All eyes were on this Sunday's summit of European heads. Now they are partly on that, and partly on Wednesday's follow-up summit, announced last night by France and Germany.
Those of us who have watched this crisis lurch from one "crunch-point" to the next will surely not be expecting Wednesday to be the final word.
In the past it has taken less than a week for the holes in past agreements to "save" the euro to become apparent to investors and everyone else. Plenty of time, then, to have another crisis of confidence in Europe's leaders, before the G20 summit in Cannes at the start of November.
We know where the key disagreement lies - and where it stems from. France wants to have the European Central Bank at the centre of any effort to increase the firepower of the bailout facility, the EFSF. Germany does not.
Germany wants bondholders to face much steeper "haircuts" on Greek debt. France does not - in part because of what it might mean for some politically important French banks.
I explained why this was all so difficult for Germany in a post after the Washington meetings last month, amid all that excitement around a "plan for the euro".
The basic problem outlined in that article has not gone away: Germany does not want to let investors off the hook, or give unconditional support to countries whose past policies it disapproves of. Even if, like Italy, these countries are now facing more of a liquidity problem than a solvency one.

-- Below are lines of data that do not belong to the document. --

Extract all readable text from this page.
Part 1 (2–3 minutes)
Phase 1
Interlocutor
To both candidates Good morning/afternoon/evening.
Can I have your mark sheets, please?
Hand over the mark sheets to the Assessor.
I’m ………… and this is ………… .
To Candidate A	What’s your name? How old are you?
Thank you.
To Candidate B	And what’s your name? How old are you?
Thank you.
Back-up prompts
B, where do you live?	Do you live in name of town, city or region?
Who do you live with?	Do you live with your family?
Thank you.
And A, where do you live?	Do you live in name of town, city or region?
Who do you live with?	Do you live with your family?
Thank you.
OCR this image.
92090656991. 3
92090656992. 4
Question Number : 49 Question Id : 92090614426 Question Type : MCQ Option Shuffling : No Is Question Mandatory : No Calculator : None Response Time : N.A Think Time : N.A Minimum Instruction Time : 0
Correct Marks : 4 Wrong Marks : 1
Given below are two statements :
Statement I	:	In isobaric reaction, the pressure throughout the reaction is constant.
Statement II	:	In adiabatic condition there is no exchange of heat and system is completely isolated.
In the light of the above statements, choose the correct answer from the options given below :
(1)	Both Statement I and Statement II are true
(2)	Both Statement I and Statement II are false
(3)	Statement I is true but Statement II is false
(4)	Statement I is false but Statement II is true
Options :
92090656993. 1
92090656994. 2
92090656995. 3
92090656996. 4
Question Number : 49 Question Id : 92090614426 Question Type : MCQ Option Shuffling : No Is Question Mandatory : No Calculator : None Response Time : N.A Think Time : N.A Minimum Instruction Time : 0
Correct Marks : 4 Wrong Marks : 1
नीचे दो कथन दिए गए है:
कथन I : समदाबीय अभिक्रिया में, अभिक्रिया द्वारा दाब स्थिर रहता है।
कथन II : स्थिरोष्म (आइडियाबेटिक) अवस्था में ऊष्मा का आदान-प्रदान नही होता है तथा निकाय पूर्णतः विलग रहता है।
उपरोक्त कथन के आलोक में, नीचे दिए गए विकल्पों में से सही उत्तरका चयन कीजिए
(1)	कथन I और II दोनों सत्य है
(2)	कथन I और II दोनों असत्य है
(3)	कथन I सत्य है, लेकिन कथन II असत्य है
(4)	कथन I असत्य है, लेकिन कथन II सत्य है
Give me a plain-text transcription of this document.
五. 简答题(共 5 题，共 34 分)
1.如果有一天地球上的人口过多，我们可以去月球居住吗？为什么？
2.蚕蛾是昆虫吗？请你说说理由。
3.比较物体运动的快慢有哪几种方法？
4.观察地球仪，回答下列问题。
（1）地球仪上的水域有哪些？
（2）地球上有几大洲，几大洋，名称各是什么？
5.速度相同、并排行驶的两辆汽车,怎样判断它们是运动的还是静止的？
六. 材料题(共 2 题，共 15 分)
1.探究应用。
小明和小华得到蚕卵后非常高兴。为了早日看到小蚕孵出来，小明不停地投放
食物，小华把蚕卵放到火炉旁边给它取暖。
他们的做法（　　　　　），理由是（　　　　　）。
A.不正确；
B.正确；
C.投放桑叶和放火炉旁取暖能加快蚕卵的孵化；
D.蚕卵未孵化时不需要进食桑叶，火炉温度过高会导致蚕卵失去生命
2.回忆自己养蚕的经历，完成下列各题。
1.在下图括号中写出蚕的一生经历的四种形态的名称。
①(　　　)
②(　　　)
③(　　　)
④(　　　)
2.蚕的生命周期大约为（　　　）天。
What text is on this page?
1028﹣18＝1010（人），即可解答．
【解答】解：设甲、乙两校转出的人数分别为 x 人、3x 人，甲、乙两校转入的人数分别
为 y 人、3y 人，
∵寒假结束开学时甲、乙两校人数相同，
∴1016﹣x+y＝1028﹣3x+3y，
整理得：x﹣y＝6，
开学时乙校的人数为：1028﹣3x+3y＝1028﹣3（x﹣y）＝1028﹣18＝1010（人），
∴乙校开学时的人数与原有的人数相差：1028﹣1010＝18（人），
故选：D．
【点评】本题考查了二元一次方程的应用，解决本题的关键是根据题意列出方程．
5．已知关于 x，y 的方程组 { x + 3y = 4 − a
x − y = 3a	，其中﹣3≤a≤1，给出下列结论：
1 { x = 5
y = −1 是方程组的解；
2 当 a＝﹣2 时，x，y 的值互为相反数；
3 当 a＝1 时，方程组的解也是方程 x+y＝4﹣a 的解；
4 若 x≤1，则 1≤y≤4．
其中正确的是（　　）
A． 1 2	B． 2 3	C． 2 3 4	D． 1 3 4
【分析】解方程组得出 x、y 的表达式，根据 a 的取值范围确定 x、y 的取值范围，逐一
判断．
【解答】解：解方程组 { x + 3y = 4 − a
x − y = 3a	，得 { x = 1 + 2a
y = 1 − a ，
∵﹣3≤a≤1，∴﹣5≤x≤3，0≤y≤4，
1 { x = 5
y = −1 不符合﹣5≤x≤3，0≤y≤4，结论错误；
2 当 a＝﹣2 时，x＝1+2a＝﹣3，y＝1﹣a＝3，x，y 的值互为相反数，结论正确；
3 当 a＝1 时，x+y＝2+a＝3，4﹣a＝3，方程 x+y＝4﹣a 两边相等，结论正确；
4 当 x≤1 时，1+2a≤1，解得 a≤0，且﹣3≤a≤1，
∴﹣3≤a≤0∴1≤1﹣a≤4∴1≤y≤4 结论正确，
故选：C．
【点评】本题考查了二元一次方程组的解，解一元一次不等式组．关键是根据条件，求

By now, the Germans realise this is probably unavoidable. But if that support has to be given, at least it should be a matter for national governments - not the ECB.
The French argument - which the British and Americans agree with - is that the financial firewall around Greece must above all be credible. It is unlikely to be credible if it does not, indirectly or directly, tap the resources of the ECB. And, incidentally, the bigger the haircuts on Greek debt, the bigger the firewall might need to be.
Anything else is second or third best, and inherently unstable, because you will continue to have the problem that the resources dry up, just when they are needed most.
Why? Because countries who need the EFSF cannot also finance it. I have not met many inside financial institutions who think "partially insured" sovereign debt will be something they want to buy.
The bank capital issue will be resolved at an EU level by finance ministers on Saturday. But how, exactly, the bank recapitalisations are achieved, and most of the other features of this much-delayed breakthrough agreement to save the euro are still up for grabs.